Crime Library: Criminal Minds and Methods

Nannie Doss: Lonely Hearts Lady Loved Her Man to Death

Richard

"He had been making me mad, shining up to other women."
-- Nannie Doss, about 4th husband Richard Morton

The Diamond Circle Club was a correspondence association for those looking for life partners; membership was $15 per annum. Suitors and ladies received a monthly newsletter regaling the newest members and their heart's desires. Nannie was enthralled.

"Nannie's despicable plans never waned," adds case student Sherby Green. "By 1952 she was at it again."

Nannie's hips had fattened by now, she wore glasses and the once-pretty profile had taken on a double chin. She found that she didn't turn heads the way she used to and decided that maybe the time had come to seek admiration in the eyes of a more mature type of male. Curly-headed boys were passe. Maybe what she had needed all along was a real man anyway, she surmised. And she thought she had found him in recently retired businessman Richard L. Morton of Emporia, Kansas.

While her girth had widened and her temples had slightly grayed, Nannie still carried a girlish giggle, and she knew how to use it to entice. She had learned how and when to turn on the flash in her eyes and at age 47 she proved more capable than ever of shaping, at a whim, the two beams into bedposts.

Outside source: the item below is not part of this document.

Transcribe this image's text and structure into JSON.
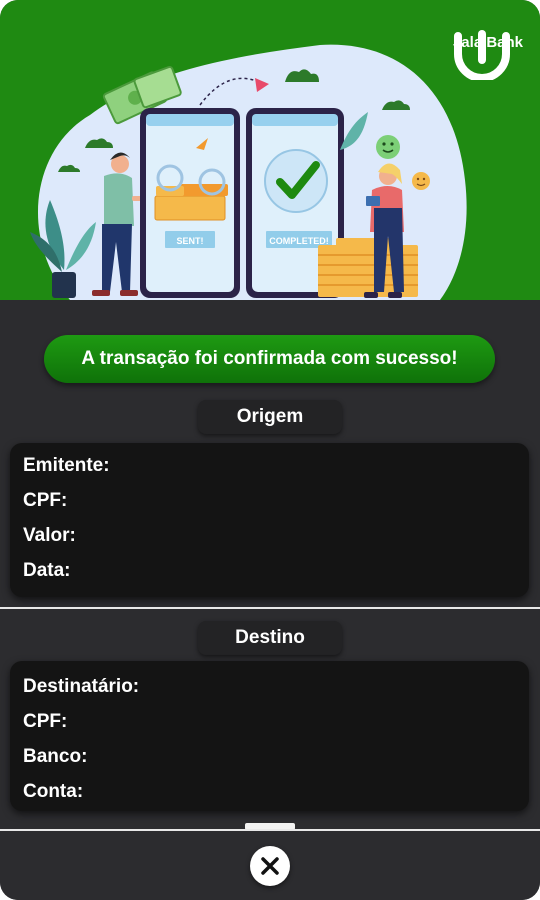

Morton, a former salesman of routine coolness, bought for a change. The old boy was transfixed. She was the gal for him, and to prove it he wrote Diamond Circle, asking them to delete his and Nannie's names from the availability list and thanking them for introducing him to "the sweetest and most wonderful woman I have ever met." They wed in October, 1952, and she moved into his little home in Emporia.

Kansas' eternal plains were vastly different than the mountain greenery Nannie had known her whole life. For a while the sight of surrounding horizon thrilled her; she was happy in the arms of her man under that endless sky. Half American Indian, he was tall, dark and handsome with eyes that pierced like arrows straight to her romantic daydreams. As well, he bought her things clothes, jewelry and knick-knacks --never seemingly worried about the price of adornments he thrust upon her.

Reality, however, waited 'round the next corn stalk. Within months of their marriage, Morton manifested as flat as the countryside. He was, despite his flair, broke, deep in debt to everyone. And when he did buy her a bauble on whatever credit he managed to effect through charming circumlocution, he also bought a double for another girl he had stashed away in town.

Morton's occasional trips to the stores in his Chevy pickup truck to buy this and that for the house and farm struck Nannie as being rather lengthy for casual jaunts; they became more prolonged each time. If prodded why so long, the husband would reply with an air of apathy, "Ohhh, just dawdled, I guess." She investigated and discovered that he was seeing someone he had known before he married and seemed to have no intention of dropping.

Nannie had made a mistake, but Morton had made a bigger one. She picked a phony, he chose a killer.